Il faut savoir que l’approximation règne sans partage sur les vingt années de formation de Dubuffet. Nous n’avons que peu de témoignages écrits sur cette période. Dubuffet a écrit une courte autobiographie (en 1985), intitulée Biographie au pas de course. Elle nous apparaît malgré son ton détaché et objectif comme une inévitable reconstitution a posteriori de sa vie, relatant des événements placés dans des perspectives qui contribuent à valider le mythe que Dubuffet souhaite construire autour de sa démarche.

Il faudrait pouvoir la confronter avec d’autres témoignages extérieurs. Mais, hormis quelques lettres d’époque à son ami de jeunesse Paul Budry (publiées avec l’accord réticent de Dubuffet), les souvenirs partiels d’Armand Salacrou qui le connut dès le lycée (voir ses mémoires) ou les souvenirs de Georges Limbour (indulgent ami) dans L’Art Brut de Jean Dubuffet. Tableau bon levain à vous de cuire la pâte (1953), on dispose de peu de choses et on est réduit à des conjectures, basées sur des comparaisons et diverses remarques.

En effet la notion d’art brut, contrairement à ce qui est affirmé par les sectateurs de Dubuffet, ne sort pas de nulle part.

Dans le mythe de l’art brut, tantôt on veut nous faire croire que Dubuffet s’intéressait à l’art des fous depuis son extrême jeunesse, tantôt on insiste sur la rupture radicale opérée par le peintre en 1942-43 vis-à-vis de tout ce qu’il avait aimé et été jusque là.
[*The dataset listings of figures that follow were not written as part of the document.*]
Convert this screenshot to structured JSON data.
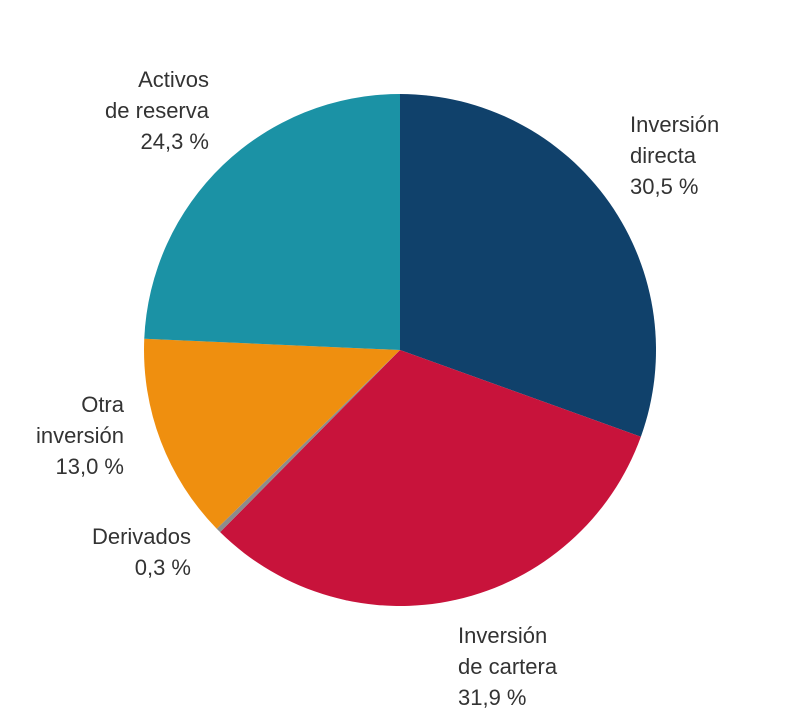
{
  "chart_data": {
    "type": "pie",
    "slices": [
      {
        "label_lines": [
          "Inversión",
          "directa"
        ],
        "value": 30.5,
        "value_label": "30,5 %",
        "color": "#10416b"
      },
      {
        "label_lines": [
          "Inversión",
          "de cartera"
        ],
        "value": 31.9,
        "value_label": "31,9 %",
        "color": "#c8133b"
      },
      {
        "label_lines": [
          "Derivados"
        ],
        "value": 0.3,
        "value_label": "0,3 %",
        "color": "#8c8c8c"
      },
      {
        "label_lines": [
          "Otra",
          "inversión"
        ],
        "value": 13.0,
        "value_label": "13,0 %",
        "color": "#ef8f0f"
      },
      {
        "label_lines": [
          "Activos",
          "de reserva"
        ],
        "value": 24.3,
        "value_label": "24,3 %",
        "color": "#1b92a5"
      }
    ],
    "start": "12 o'clock",
    "direction": "clockwise",
    "legend": "none"
  }
}
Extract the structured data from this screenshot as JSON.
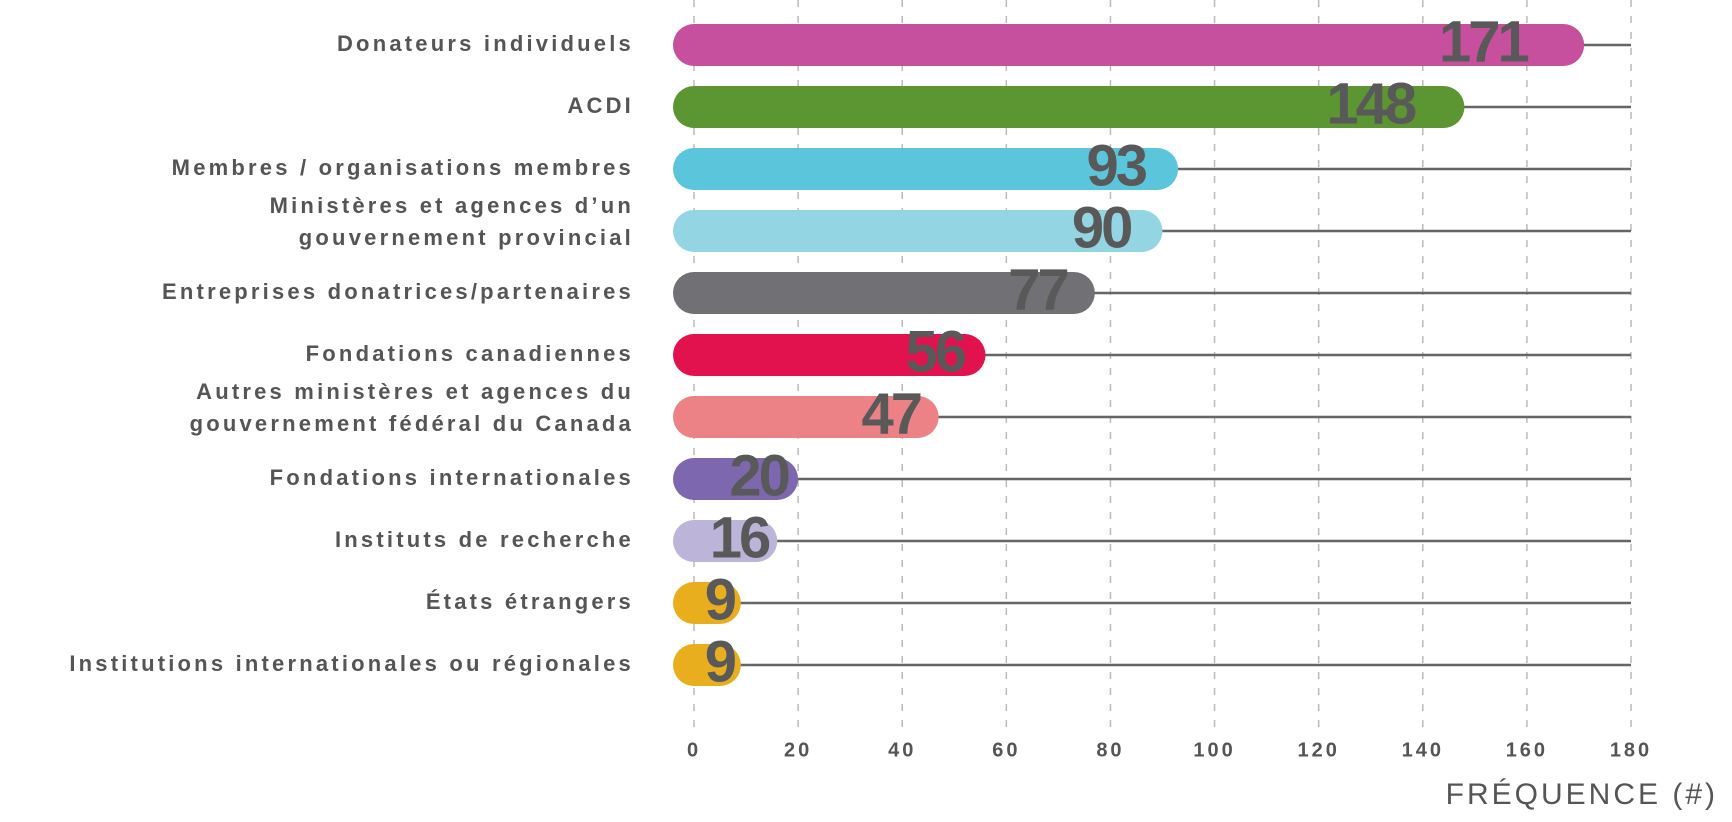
{
  "chart_data": {
    "type": "bar",
    "orientation": "horizontal",
    "categories": [
      [
        "Donateurs individuels"
      ],
      [
        "ACDI"
      ],
      [
        "Membres / organisations membres"
      ],
      [
        "Ministères et agences d’un",
        "gouvernement provincial"
      ],
      [
        "Entreprises donatrices/partenaires"
      ],
      [
        "Fondations canadiennes"
      ],
      [
        "Autres ministères et agences du",
        "gouvernement fédéral du Canada"
      ],
      [
        "Fondations internationales"
      ],
      [
        "Instituts de recherche"
      ],
      [
        "États étrangers"
      ],
      [
        "Institutions internationales ou régionales"
      ]
    ],
    "values": [
      171,
      148,
      93,
      90,
      77,
      56,
      47,
      20,
      16,
      9,
      9
    ],
    "colors": [
      "#c64f9e",
      "#5b9632",
      "#5bc5db",
      "#93d5e3",
      "#717074",
      "#e2124f",
      "#ec8285",
      "#7d68b0",
      "#bcb5d9",
      "#e8ae1e",
      "#e8ae1e"
    ],
    "xlabel": "FRÉQUENCE (#)",
    "xlim": [
      0,
      180
    ],
    "xticks": [
      0,
      20,
      40,
      60,
      80,
      100,
      120,
      140,
      160,
      180
    ],
    "grid": true
  }
}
L’art brut ressemble à un mythe de l’âge d’or recommencé, comme le rêve d’une virginité artistique située dans une sorte d’éden instinctuel coupé de la "contamination" culturelle. Dubuffet projette sur les créateurs qu’il commence à rassembler à partir de 1945 son propre besoin de table rase, de nouveau départ débarrassé de toute influence extérieure. Il se rêve vierge tout comme ses protégés. Cependant même ce besoin, ce goût de l’innocence perdue s’enracine dans des visions culturelles propres à son époque (au même moment que l’art brut, on voit paraître par exemple, en 1949, une Anthologie de la poésie naturelle due à Camille Bryen et Alain Gheerbrant) ou antérieures à l’après-guerre.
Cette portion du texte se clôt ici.